Texas has a new teacher evaluation system on the way. It won’t come without a fight.
Texas’ more than 380,000 public school teachers are girding for a tumultuous few years as a new method of grading their performance is expected to generate heated legislative debates and perhaps legal challenges.
Already, the Houston Independent School District is facing a lawsuit challenging the effectiveness and accuracy of evaluating teachers based in part on their students’ performance.

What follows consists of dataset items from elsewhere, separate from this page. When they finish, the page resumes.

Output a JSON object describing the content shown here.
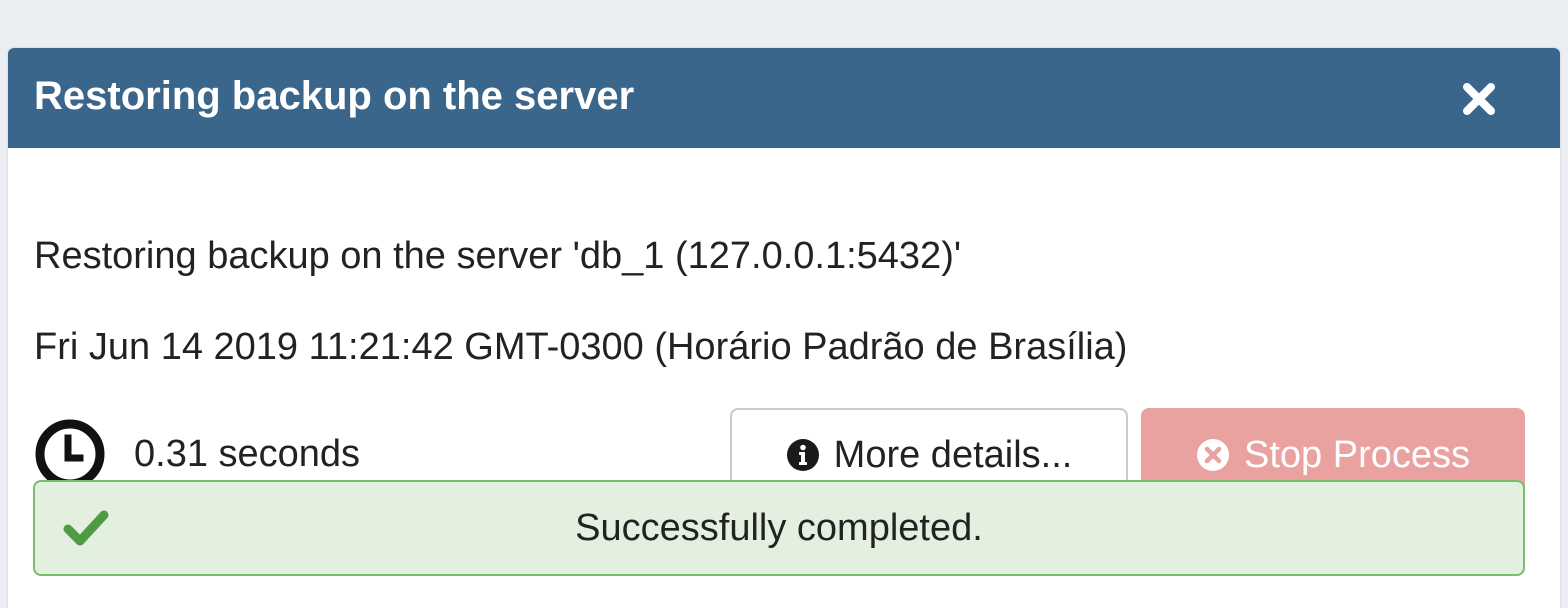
{
  "dialog": {
    "title": "Restoring backup on the server",
    "close_icon": "close-icon"
  },
  "process": {
    "description": "Restoring backup on the server 'db_1 (127.0.0.1:5432)'",
    "start_time": "Fri Jun 14 2019 11:21:42 GMT-0300 (Horário Padrão de Brasília)",
    "elapsed": "0.31 seconds",
    "elapsed_icon": "clock-icon"
  },
  "buttons": {
    "more_details_label": "More details...",
    "more_details_icon": "info-circle-icon",
    "stop_label": "Stop Process",
    "stop_icon": "times-circle-icon",
    "stop_disabled": true
  },
  "status": {
    "message": "Successfully completed.",
    "icon": "check-icon",
    "state": "success"
  },
  "colors": {
    "header": "#3a668c",
    "stop_button": "#eaa2a1",
    "success_bg": "#e3f0df",
    "success_border": "#7cbc6e",
    "success_check": "#4f9a45"
  }
}
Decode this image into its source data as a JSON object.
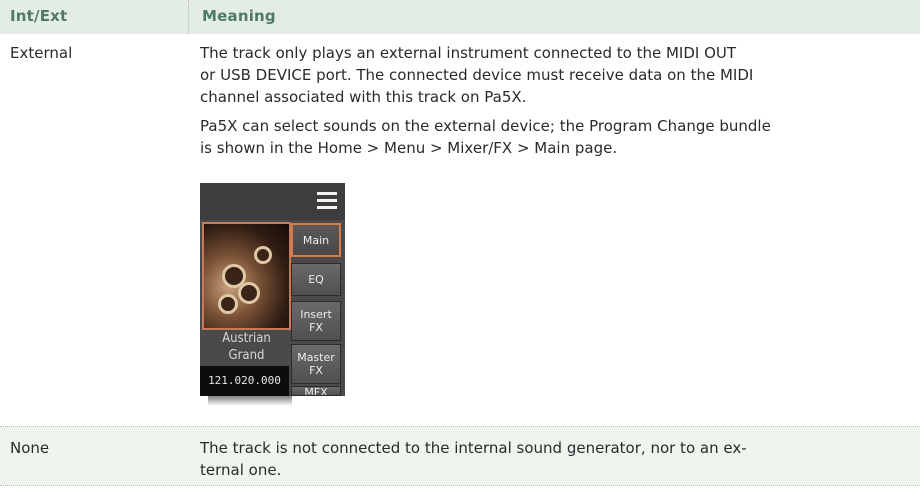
{
  "table": {
    "headers": {
      "col1": "Int/Ext",
      "col2": "Meaning"
    },
    "rows": [
      {
        "int_ext": "External",
        "meaning_lines": [
          "The track only plays an external instrument connected to the MIDI OUT",
          "or USB DEVICE port. The connected device must receive data on the MIDI",
          "channel associated with this track on Pa5X."
        ],
        "meaning2_lines": [
          "Pa5X can select sounds on the external device; the Program Change bundle",
          "is shown in the Home > Menu > Mixer/FX > Main page."
        ]
      },
      {
        "int_ext": "None",
        "meaning_lines": [
          "The track is not connected to the internal sound generator, nor to an ex-",
          "ternal one."
        ]
      }
    ]
  },
  "device_screen": {
    "menu_icon": "list-menu-icon",
    "sound_name_lines": [
      "Austrian",
      "Grand"
    ],
    "bank_code": "121.020.000",
    "tabs": [
      {
        "line1": "Main",
        "line2": "",
        "active": true
      },
      {
        "line1": "EQ",
        "line2": "",
        "active": false
      },
      {
        "line1": "Insert",
        "line2": "FX",
        "active": false
      },
      {
        "line1": "Master",
        "line2": "FX",
        "active": false
      },
      {
        "line1": "MFX",
        "line2": "",
        "active": false
      }
    ],
    "accent_color": "#d77a4d"
  }
}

Legislators have scheduled a hearing on the issue this week as the state prepares to test a similar evaluation model.
For the first time in 17 years, the Texas Education Agency has proposed a new statewide teacher evaluation method, dubbed the Texas Teacher Evaluation and Support System, or T-TESS. According to details released last week, 70 percent of teacher grades under T-TESS will be based on classroom observations, 20 percent on “student growth” data including test scores and 10 percent on self-evaluation.
After a pilot beginning this fall, the finalized method will be rolled out in 2015 and will mandate every school district base 20 percent of its teacher grading system on student performance, which for some teachers includes “value-added data” based on state standardized test scores.
Previous evaluation methods have been voluntary and developed independently of the federal government. T-TESS, on the other hand, was developed to enable the state to opt out of certain student performance benchmarks mandated under the No Child Left Behind Act of 2001. Federal approval of T-TESS is expected.
The T-TESS negotiations between TEA and the federal government have been cooperative, but that is likely to change. Teacher unions are raising the possibility of an HISD-like lawsuit, and lawmakers are preparing for another year of battles on the issue come January.
“Nothing is off the table,” said Linda Bridges, president of the Texas chapter of the American Federation of Teachers. Her group’s Houston affiliate is a plaintiff in the Houston lawsuit, and is one of many questioning the legality of the new method.
As noted, a lawsuit was filed over HISD’s teacher evaluation system, called EVAAS. That has to do with the way EVAAS does its evaluations, while the talk here is more over whether the TEA has the authority to implement something like T-TESS. It’s still more than a year before T-TESS would be rolled out, and there’s some suggestion in the story that this timeline is too optimistic. The later it actually goes live, the more likely there will be a court ruling in the suit against EVAAS, which could have an effect on things. There’s also likely to be some political backlash in 2016 one way or another, as education reform is an issue on which there’s a great deal of disagreement, in both parties. Keep an eye on this, it’s not going away.